Profiling¶
Use profiling when correctness is already established and you need to understand where time or memory is spent. Keep profiling runs narrow; changing many runtime settings at once makes results difficult to interpret.
Pytorch Profiler¶
Use PyTorch Profiler when you need CPU and CUDA timing for a focused inference path. Diffulex records named regions around major engine operations such as scheduler work, request preparation, model runner execution, and output recording.
Keep profiling runs small:
use a short prompt set;
limit generated tokens;
record one model and strategy configuration at a time;
save traces outside the source tree when they are large.
What to Measure¶
Choose the metric before profiling:
end-to-end latency for one request;
throughput for a fixed prompt set;
scheduler overhead;
model runner execution time;
prefill cost versus decode cost;
kernel time for attention, top-k, or MoE operations.

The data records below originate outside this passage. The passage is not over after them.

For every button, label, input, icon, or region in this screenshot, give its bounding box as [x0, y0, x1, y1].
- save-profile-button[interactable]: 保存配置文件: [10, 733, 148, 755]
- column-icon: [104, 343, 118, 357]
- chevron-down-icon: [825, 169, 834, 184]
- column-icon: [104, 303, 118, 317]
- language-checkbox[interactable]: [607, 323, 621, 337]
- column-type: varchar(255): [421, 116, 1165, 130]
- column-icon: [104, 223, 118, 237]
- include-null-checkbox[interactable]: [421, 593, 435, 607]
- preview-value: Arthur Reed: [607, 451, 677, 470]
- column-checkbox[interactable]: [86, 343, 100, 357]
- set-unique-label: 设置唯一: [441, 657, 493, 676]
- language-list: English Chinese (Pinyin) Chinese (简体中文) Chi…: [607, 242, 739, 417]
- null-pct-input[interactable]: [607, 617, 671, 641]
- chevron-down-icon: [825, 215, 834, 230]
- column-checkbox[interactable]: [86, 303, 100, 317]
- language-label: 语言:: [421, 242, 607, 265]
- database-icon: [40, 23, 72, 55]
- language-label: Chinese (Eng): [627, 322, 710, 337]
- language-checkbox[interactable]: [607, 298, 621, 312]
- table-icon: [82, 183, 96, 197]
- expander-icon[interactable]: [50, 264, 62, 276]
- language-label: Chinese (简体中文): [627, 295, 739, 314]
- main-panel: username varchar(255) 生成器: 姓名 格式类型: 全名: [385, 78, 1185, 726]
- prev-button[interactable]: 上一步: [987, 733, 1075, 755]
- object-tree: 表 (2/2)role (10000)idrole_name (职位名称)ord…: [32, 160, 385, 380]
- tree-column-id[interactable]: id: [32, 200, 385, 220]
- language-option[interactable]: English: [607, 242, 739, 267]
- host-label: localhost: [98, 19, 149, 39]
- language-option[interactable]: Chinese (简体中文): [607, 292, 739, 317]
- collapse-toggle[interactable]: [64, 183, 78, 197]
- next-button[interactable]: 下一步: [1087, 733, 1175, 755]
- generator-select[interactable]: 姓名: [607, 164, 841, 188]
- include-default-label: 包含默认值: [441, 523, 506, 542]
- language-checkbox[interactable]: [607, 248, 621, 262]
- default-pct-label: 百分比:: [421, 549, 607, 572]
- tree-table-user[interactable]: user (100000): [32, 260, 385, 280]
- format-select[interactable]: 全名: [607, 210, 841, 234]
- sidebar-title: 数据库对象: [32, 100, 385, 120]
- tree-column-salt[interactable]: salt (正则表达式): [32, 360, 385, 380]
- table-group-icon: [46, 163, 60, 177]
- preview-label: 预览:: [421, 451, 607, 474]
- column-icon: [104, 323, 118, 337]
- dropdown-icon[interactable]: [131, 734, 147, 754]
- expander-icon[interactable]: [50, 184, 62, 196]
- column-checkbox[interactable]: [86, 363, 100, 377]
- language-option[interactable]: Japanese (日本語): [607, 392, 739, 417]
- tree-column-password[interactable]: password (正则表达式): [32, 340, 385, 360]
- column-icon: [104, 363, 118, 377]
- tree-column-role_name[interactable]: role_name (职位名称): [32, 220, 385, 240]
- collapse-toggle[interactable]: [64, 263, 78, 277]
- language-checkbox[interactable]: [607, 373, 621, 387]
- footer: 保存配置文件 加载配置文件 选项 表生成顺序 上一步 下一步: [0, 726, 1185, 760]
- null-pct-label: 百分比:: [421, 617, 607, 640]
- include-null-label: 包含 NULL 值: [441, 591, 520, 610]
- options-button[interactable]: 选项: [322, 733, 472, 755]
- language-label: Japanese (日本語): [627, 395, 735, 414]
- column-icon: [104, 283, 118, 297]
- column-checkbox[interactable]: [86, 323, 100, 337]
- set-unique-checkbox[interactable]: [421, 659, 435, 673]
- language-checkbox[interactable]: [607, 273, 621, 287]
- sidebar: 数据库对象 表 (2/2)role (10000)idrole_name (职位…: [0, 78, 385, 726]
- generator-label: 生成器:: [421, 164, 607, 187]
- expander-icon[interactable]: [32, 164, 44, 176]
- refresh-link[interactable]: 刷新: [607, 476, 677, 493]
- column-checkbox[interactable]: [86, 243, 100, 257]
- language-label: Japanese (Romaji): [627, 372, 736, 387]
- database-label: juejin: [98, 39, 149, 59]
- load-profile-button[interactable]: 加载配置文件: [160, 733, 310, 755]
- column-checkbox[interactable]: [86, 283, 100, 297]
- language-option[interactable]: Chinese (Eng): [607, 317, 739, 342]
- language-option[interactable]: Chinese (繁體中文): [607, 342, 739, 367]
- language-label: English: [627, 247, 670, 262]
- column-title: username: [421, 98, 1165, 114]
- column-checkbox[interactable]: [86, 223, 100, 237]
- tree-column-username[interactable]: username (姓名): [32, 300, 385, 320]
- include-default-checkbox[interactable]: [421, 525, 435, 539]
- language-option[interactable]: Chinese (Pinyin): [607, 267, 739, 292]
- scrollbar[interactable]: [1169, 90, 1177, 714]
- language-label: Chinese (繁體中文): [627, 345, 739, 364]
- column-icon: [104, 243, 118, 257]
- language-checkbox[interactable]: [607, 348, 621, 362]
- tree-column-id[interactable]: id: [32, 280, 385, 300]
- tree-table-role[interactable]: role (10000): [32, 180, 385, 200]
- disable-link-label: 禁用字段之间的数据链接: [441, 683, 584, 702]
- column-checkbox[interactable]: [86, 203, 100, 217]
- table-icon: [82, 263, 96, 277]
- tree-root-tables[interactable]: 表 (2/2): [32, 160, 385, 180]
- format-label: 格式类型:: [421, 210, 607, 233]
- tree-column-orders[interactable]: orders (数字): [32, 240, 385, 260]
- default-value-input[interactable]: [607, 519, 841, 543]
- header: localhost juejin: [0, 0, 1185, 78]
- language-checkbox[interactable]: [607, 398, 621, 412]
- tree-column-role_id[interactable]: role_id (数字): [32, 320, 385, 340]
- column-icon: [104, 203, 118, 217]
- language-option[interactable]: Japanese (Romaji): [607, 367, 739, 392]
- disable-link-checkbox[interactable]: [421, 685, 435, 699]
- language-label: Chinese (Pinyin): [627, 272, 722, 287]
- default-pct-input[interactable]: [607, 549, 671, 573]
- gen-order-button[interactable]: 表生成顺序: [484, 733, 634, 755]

Use the smallest workload that still exhibits the behavior being measured.
Runtime Toggles¶
Compare optimized and debug paths deliberately:
Setting |
What it compares |
|---|---|
|
Debug-friendly eager execution against optimized paths. |
CUDA Graph paths |
Launch-overhead reduction against eager execution. |
|
Supported compiled execution against uncompiled execution. |
|
Optional vLLM-backed layers against local layer implementations. |
Run a baseline before changing any toggle. Keep model, prompts, token limits, and parallelism fixed across comparisons.
Existing Scripts¶
Diffulex includes profiling and benchmark scripts under script/. Use these
when they match the target workload because they capture local conventions for
model paths, task names, and profiler output.
If you create a new profiling script, keep large trace files out of the source tree and document the exact command used to generate a result.